Laura Houser

The flyers have been removed, yet the message found posted in Kreger Hall Tuesday morning still resounds among some students and faculty members at Miami University.

According to the Office of Student Affairs, also located in Kreger, anti-Semitic flyers were found during a routine check of the bulletin boards for old or outdated flyers. Beverly Withrow, a staff member in the department of engineering and applied science, was the first to find the flyers.

“I’ve been here 22 years at Miami, but I’ve never seen anything like this,” Withrow said. She said that she found the flyers Tuesday during a routine walk-through of the bulletin boards in Kreger, where she usually looks for outdated flyers that campus organizations didn’t take down after events occur.

Withrow took the anti-Semitic flyers to the Office of Student Affairs, specifically to Dennis Roberts, associate vice president for student affairs.

“Clearly it is propaganda, and it is probably hate speech,” Roberts said.

According to Roberts, there were three different flyers, all associated with the group National Alliance – a white supremacy organization that, according to the group’s Web site, “accepts our responsibilities as Aryan men and women to strive for the advancement of our race …”

All three flyers attacked the Jewish population, with one specifically denying the Holocaust and another criticizing the media.

Association of Jewish Students president Robyn Steiner said that coming from a big city, she isn’t used to the culture in Oxford in which these signs were posted.

“(I can see how this action) came from this community because of the lack of diversity and lack of interaction among people who are different,” Steiner said.

She said that some people need to realize that the point of events such as the Holocaust Awareness and Remembrance Program, which ended Monday, is to show that the Holocaust should be recognized as an event in history and should not be forgotten.

“It’s not about being Jewish, it’s about being citizens of the world,” she said.

She said she is glad the university took action with the signs.

“I am glad the university stood up and acknowledged what happened,” Steiner said.

Once the flyers were brought to the Office of Student Affairs, Roberts immediately called Miami University’s Police Department (MUPD). However, while Roberts said that he is “pretty sure” the flyers were posted by a group outside of Miami, the Office of Student Affairs has not been able to confirm this.

According to Withrow, flyers posted on public bulletin boards must be from student organizations, or at least student-affiliated. In addition, Withrow said, the content was offensive.

“It wasn’t free speech, it was hate speech,”Withrow said.

Roberts said that flyers have only been found in Kreger and no other reports have been received of similar posters found in other buildings since Roberts posted the notice on myMiami Tuesday afternoon.

Roberts said that an event of this magnitude normally does not occur, especially in Kreger Hall.

“It’s odd that it would happen in this building of all places,” Roberts said.
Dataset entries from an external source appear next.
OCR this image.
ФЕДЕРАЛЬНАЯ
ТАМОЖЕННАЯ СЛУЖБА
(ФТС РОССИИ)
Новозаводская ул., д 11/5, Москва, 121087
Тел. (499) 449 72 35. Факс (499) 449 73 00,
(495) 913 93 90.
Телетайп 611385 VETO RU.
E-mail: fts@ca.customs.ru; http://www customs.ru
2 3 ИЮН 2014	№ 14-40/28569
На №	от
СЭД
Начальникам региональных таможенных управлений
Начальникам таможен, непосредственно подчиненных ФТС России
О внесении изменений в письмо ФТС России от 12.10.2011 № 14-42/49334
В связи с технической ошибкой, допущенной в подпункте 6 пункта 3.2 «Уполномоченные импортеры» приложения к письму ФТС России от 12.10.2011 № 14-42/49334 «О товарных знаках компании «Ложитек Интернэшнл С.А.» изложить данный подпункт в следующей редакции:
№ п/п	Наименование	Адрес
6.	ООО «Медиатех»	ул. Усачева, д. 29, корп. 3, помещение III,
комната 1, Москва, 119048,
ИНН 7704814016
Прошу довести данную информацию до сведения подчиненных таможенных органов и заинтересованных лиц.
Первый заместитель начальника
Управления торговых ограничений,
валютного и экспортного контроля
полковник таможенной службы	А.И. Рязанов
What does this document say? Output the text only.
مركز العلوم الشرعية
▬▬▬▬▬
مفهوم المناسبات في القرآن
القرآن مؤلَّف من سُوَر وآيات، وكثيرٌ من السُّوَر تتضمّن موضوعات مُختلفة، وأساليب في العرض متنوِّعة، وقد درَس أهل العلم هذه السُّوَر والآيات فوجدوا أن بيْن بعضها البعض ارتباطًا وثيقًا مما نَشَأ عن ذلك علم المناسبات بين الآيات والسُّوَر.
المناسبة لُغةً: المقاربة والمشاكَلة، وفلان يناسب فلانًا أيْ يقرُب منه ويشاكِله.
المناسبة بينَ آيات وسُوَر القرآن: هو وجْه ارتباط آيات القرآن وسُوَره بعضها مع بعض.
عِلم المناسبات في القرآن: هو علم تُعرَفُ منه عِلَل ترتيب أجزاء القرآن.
Withrow also agreed that the event was largely isolated, especially considering the caliber of students, staff and administration that she has encountered over the years.

“They would never do anything like this,” Withrow said.

Roberts said the event is surprising, considering the political climate of Miami’s campus. In an effort to gauge the political climate of the Miami student body, the Office of Student Affairs sent out an online survey spring 2006, asking for students’ political affiliations.

According to Roberts, more than 43 percent of students responded, with the results showing a nearly equal balance of conservatives, liberals and moderates.

“We’re a complex and interesting mix (of students),” Roberts said. “But in any academic community, there’s going to be a variety of ideas.”

Steiner said that while it is acceptable to educate people and have different opinions, the signs in Kreger are not acceptable.

Both Roberts and Withrow said the incident shines a renewed spotlight on the flyers that line the hallways of the buildings across the campus.

“I don’t think people really look at what’s on the walls,” Roberts said. “It’s likely most students just passed this by.”

Withrow said she will be more vigilant about what is posted on the bulletin boards.

“It gave me a renewed sense of attention to what’s going on in the building,” she said.

Additional reporting provided by Kellyn Moran.